Jego zdaniem doprowadziło to do sytuacji, że mamy w Polsce jedynie 20 proc. instalacji zagospodarowania odpadami z prawdziwego zdarzenia. Jak podkreślił, na papierze wygląda to dużo lepiej, bo marszałkowie województw tolerowali niespełniające standardów "brezentowe hale z wentylatorami", które nazywali "mechaniczno-biologicznymi przetwarzalniami odpadów komunalnych".
Były minister podkreślał, że gminy nie miały środków, więc składowały śmieci na wysypiskach, które nie spełniały norm ochrony środowiska, dlatego m.in. konieczna była reforma.
Według szacunków podanych przez Kraszewskiego na budowę systemu gospodarowania odpadami w skali kraju potrzeba 40-50 mld zł. Zaznaczył, że samorządy nie mają tych środków, nie starczy też ich z funduszy UE. Dlatego - jak wyjaśniał - twórcy ustawy śmieciowej zrobili wszystko, by ułatwić partnerstwo publiczno-prywatne.

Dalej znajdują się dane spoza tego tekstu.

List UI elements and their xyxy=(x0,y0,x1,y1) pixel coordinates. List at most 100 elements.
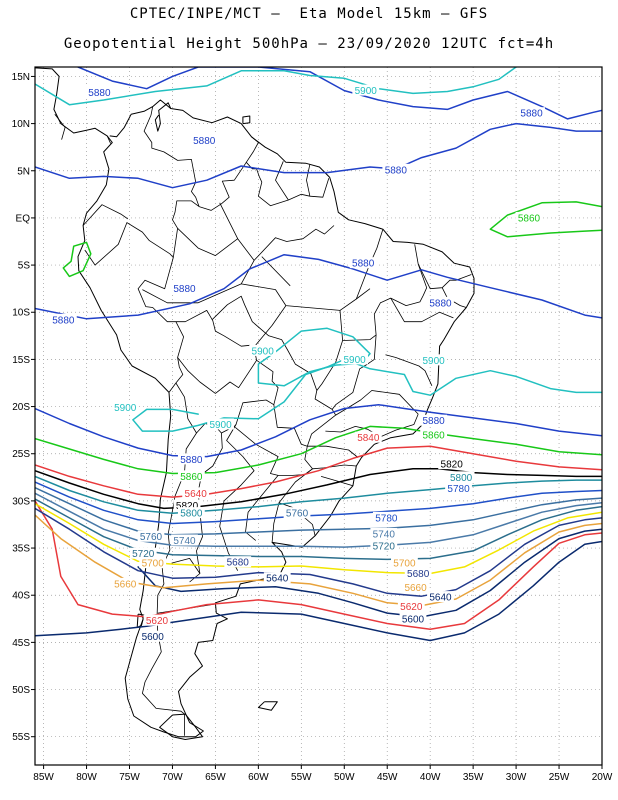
contour-label-bg xyxy=(382,163,410,175)
political-border xyxy=(177,357,257,394)
contour-label-bg xyxy=(399,612,427,624)
contour-label: 5880 xyxy=(429,298,452,309)
contour-label-bg xyxy=(515,211,543,223)
political-border xyxy=(278,468,316,536)
contour-5600 xyxy=(35,540,602,642)
y-tick-label: 45S xyxy=(12,638,30,649)
x-tick-label: 50W xyxy=(334,772,355,783)
contour-label-bg xyxy=(137,530,165,542)
contour-label: 5680 xyxy=(227,558,250,569)
contour-label-bg xyxy=(370,540,398,552)
contour-label: 5820 xyxy=(441,460,464,471)
contour-label-bg xyxy=(177,453,205,465)
contour-label: 5660 xyxy=(114,579,137,590)
political-border xyxy=(171,558,201,574)
contour-label-bg xyxy=(129,547,157,559)
plot-background xyxy=(35,67,602,765)
contour-label-bg xyxy=(420,414,448,426)
contour-label: 5640 xyxy=(185,489,208,500)
y-tick-label: 15S xyxy=(12,355,30,366)
contour-label: 5680 xyxy=(407,569,430,580)
x-tick-label: 45W xyxy=(377,772,398,783)
contour-5860 xyxy=(35,425,602,475)
contour-label-bg xyxy=(349,257,377,269)
contour-label: 5840 xyxy=(357,433,380,444)
plot-frame xyxy=(34,66,603,766)
contour-5760 xyxy=(35,486,602,536)
contour-label: 5900 xyxy=(343,355,366,366)
contour-label-bg xyxy=(171,282,198,294)
contour-5660 xyxy=(35,514,602,607)
contour-label-bg xyxy=(177,470,205,482)
contour-5620 xyxy=(35,500,602,630)
contour-label-bg xyxy=(111,401,139,413)
y-tick-label: 20S xyxy=(12,402,30,413)
contour-label: 5900 xyxy=(252,346,275,357)
contour-label: 5740 xyxy=(173,536,196,547)
coastline xyxy=(242,115,251,125)
contour-label: 5600 xyxy=(142,632,165,643)
y-tick-label: 10N xyxy=(12,119,30,130)
contour-5740 xyxy=(35,492,602,548)
contour-label: 5880 xyxy=(88,88,111,99)
x-tick-label: 85W xyxy=(33,772,54,783)
contour-label-bg xyxy=(111,577,139,589)
contour-label: 5880 xyxy=(385,165,408,176)
contour-label: 5880 xyxy=(520,109,543,120)
contour-5700 xyxy=(35,502,602,575)
x-tick-label: 35W xyxy=(463,772,484,783)
political-border xyxy=(137,257,184,393)
contour-label-bg xyxy=(391,557,418,569)
contour-label: 5760 xyxy=(140,532,163,543)
political-border xyxy=(385,354,433,386)
contour-label: 5640 xyxy=(266,574,289,585)
contour-label: 5700 xyxy=(393,559,416,570)
contour-label-bg xyxy=(249,344,277,356)
contour-label-bg xyxy=(171,534,198,546)
x-tick-label: 75W xyxy=(119,772,140,783)
political-border xyxy=(142,432,197,715)
contour-label: 5620 xyxy=(146,616,169,627)
x-tick-label: 80W xyxy=(76,772,97,783)
contour-label-bg xyxy=(207,418,234,430)
contour-label: 5900 xyxy=(209,420,232,431)
political-border xyxy=(312,464,357,470)
contour-label-bg xyxy=(139,557,167,569)
x-tick-label: 30W xyxy=(506,772,527,783)
coastline xyxy=(257,701,278,711)
contour-label: 5800 xyxy=(450,473,473,484)
contour-5800 xyxy=(35,475,602,514)
contour-label: 5740 xyxy=(373,529,396,540)
contour-label: 5900 xyxy=(422,356,445,367)
political-border xyxy=(142,283,371,311)
contour-label: 5720 xyxy=(132,549,155,560)
contour-label: 5820 xyxy=(176,501,199,512)
contour-label-bg xyxy=(224,556,252,568)
contour-label-bg xyxy=(447,471,475,483)
contour-label: 5880 xyxy=(52,315,75,326)
contour-5880 xyxy=(35,253,602,320)
political-border xyxy=(390,297,454,323)
political-border xyxy=(320,476,354,487)
contour-label-bg xyxy=(427,591,454,603)
contour-label-bg xyxy=(372,511,400,523)
political-border xyxy=(245,475,279,541)
x-tick-label: 60W xyxy=(248,772,269,783)
x-tick-label: 40W xyxy=(420,772,441,783)
contour-label: 5700 xyxy=(142,559,165,570)
contour-label-bg xyxy=(397,600,425,612)
contour-5880 xyxy=(35,403,602,458)
contour-label: 5900 xyxy=(355,86,378,97)
y-tick-label: 5N xyxy=(17,166,30,177)
x-tick-label: 65W xyxy=(205,772,226,783)
contour-5860 xyxy=(62,241,92,278)
political-border xyxy=(54,113,66,140)
political-border xyxy=(342,244,428,341)
y-tick-label: 10S xyxy=(12,308,30,319)
y-tick-label: EQ xyxy=(16,213,31,224)
contour-label-bg xyxy=(404,567,432,579)
contour-5820 xyxy=(35,468,602,510)
contour-label: 5880 xyxy=(193,136,216,147)
coastline xyxy=(154,102,172,132)
political-border xyxy=(252,305,287,349)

"Apeluję o alians z przedsiębiorstwami, bo one wespół z gminami mogą budować dobry system, który będzie wydajny i optymalny kosztowo" - mówił.
Tłumaczył, że chodzi o to, by przedsiębiorcy wraz z gminami, które dysponują strumieniem odpadów i mają odpowiedni teren na inwestycję, budowali instalacje zagospodarowania odpadami. Kraszewski podkreślał, że właśnie dlatego bronił przepisu, by spółki komunalne nie dostawały bez przetargu strumieni śmieci, bo one nie zrobią partnerstwa publiczno-prywatnego z samorządem.
To, że samorządy będą dysponowały strumieniem śmieci pozwoli nam zbudować system instalacji utylizacji i segregacji odpadów - wtórował mu szef podkomisji stałej ds. monitorowania gospodarki odpadami Tadeusz Arkit (PO).
Uczestnicy konferencji mówili, że na odpadach komunalnych można zarobić. Arkit zaznaczył, że w Niemczech tyko 1 proc. odpadów trafia na składowiska, w Holandii jest to ok. 3 proc., tymczasem u nas o wiele więcej.
Szef klubu PSL Jan Bury zwracał uwagę, że u naszych sąsiadów ok. 70-80 proc. odpadów jest zagospodarowywanych w gospodarce, np. przetwarzanych na energię, tymczasem u nas ten współczynnik wynosi między 5 a 10 proc.
Konferencja "Gospodarka Odpadami", która zakończyła się we wtorek, trwała dwa dni. W poniedziałek przedstawiano na niej unormowania tzw. ustawy śmieciowej oraz raport dotyczący wyzwań w gospodarce odpadami komunalnymi w krajach UE.